Cała impreza odbywała się w okrągłej hali o średnicy około 20 metrów. Zmieściły się tam prezentacje kilku klubów akwarystycznych, terraria, akwarystyka morska i nanoakwarystyka. Było tam dość ciasno ale przytulnie. Pierwszego dnia odbyło się otwarcie wystawy i ocena sędziowska wystawionych ryb. Po tych uroczystościach udaliśmy się do hotelu w celu odzyskania sił po dosyć nużącej podróży. Następnego dnia mogliśmy podziwiać piękne ryby konkursowe, umieszczone w 96 zbiornikach o pojemności około 85 litrów każdy. Były tam między innymi ryby Tony TANA i Jasona WU, Kaja PERSONA i oczywiście nasze w klasie Wild, pattern, spotted, open i solid. Wieczorem odbyła się kolacja w postaci szwedzkiego stołu, ustawionego dookoła hali wystawowej, na blatach przed akwariami. Można było sobie chodzić, zwiedzać i przy okazji dobrze zjeść. Kolejny, trzeci dzień niewiele różnił się od poprzedniego, jeżeli chodzi o samą wystawę – z punktu widzenia wystawcy. Zrobiło się tylko bardzo „gęsto” i dość ciepło, gdyż w sobotę znacznie wzrosła ilość zwiedzających i było ich z całą pewnością kilkakrotnie razy więcej.

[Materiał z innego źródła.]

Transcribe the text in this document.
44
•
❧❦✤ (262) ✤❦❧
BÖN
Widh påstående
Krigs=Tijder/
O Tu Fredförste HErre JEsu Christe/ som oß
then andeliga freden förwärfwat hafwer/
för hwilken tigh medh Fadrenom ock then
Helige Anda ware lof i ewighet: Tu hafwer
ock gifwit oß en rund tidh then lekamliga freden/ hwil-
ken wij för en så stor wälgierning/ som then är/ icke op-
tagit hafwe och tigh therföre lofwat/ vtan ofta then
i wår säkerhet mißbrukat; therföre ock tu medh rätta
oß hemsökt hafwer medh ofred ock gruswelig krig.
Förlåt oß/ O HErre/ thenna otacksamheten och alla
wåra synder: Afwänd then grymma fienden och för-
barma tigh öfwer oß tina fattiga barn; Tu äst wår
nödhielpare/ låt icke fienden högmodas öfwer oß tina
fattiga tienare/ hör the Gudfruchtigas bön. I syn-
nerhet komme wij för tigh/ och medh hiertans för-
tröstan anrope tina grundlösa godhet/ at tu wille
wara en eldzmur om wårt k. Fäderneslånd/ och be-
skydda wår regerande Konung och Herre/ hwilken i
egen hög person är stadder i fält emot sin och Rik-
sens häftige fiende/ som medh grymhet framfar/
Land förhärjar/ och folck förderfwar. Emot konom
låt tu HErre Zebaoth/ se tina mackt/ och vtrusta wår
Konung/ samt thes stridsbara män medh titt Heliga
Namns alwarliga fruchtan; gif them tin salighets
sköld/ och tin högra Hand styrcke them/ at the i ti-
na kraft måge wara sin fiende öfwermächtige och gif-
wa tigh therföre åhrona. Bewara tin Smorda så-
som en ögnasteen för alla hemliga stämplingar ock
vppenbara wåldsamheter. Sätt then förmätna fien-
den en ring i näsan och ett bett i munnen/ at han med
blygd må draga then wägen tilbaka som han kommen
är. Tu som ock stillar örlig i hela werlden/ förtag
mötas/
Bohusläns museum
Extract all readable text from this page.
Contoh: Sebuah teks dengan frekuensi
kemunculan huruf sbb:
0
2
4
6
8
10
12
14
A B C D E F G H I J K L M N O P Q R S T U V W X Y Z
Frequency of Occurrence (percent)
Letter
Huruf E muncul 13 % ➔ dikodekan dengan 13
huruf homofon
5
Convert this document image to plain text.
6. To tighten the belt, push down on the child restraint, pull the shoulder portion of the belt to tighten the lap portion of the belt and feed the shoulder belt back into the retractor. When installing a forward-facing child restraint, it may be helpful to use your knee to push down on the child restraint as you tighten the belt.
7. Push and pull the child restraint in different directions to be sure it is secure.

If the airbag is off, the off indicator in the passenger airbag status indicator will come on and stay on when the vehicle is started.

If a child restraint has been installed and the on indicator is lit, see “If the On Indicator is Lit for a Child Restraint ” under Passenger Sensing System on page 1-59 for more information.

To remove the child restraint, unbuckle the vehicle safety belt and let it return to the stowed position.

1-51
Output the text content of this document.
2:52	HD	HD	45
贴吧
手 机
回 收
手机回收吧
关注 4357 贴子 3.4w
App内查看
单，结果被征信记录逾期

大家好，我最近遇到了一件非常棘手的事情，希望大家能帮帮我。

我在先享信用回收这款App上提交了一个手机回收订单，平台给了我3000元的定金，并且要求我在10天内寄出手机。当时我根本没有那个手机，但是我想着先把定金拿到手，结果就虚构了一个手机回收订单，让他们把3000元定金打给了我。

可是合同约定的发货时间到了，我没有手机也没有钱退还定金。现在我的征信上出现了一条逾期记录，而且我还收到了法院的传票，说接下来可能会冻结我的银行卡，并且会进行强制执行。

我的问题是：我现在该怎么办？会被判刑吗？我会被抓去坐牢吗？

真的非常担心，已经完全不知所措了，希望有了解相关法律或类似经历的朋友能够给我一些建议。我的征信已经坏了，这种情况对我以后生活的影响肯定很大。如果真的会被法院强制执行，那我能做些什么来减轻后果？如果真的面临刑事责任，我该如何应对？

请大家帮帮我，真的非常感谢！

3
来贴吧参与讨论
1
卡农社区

Po zamknięciu wystawy zostaliśmy zaproszeni na „obiad mistrzowski” do restauracji w centrum Malmo z wyśmienitym menu i bez „ograniczeń ilościowych” – w takim obiedzie czasami warto wziąć udział. Byłoby nietaktem nie wspomnieć o tym, że szefostwo Szwedzkiego klubu nie chciało słyszeć o uiszczeniu opłaty za obiad. Najistotniejszym elementem naszego pobytu w Malmo była możliwość porozmawiania ze sławami w dziedzinie hodowli, znawstwa, odłowu i systematyki dyskowca. Miedzy innymi sporo czasu spędziłem na rozmowach z Heiko BLEHEREM, Tonym i Jeffreyem Tanem, Jasonem Wu, Bosse QUIDINGIEM, a także słynnym eksporterem dzikiego dyskowca Hudsonem CRIZANTO. Te rozmowy pochłaniały nam najwięcej czasu wolnego. Muszę dodać, że w sąsiadujacych z halą pomieszczeniach odbywały się wykłady i prelekcje. Najbardziej interesującą – z racji kierunku mojego zainteresowania – okazała się prelekcja Hudsona na temat występowania i połowów dzikiego dyskowca, jego transportu i aklimatyzacji do warunków ograniczonej wolności. Wystawa zakończyła się w niedzielę ogłoszeniem wyników. Najwięcej statuetek, bo aż jedenaście, zdobyła para Jason Wu i Tony Tan, ale panowie sędziowie sprawili nam bardzo miłą niespodziankę i przyznali nam 3 miejsce w kategorii Wild Discus. Wróciliśmy w poniedziałek rano do kraju i szczęśliwie dotarliśmy do domu, a rybki do swoich zbiorników – zmęczone, ale całe i zdrowe.
dyskowce_na_wystawie_hodowla_szwecja_pkmd.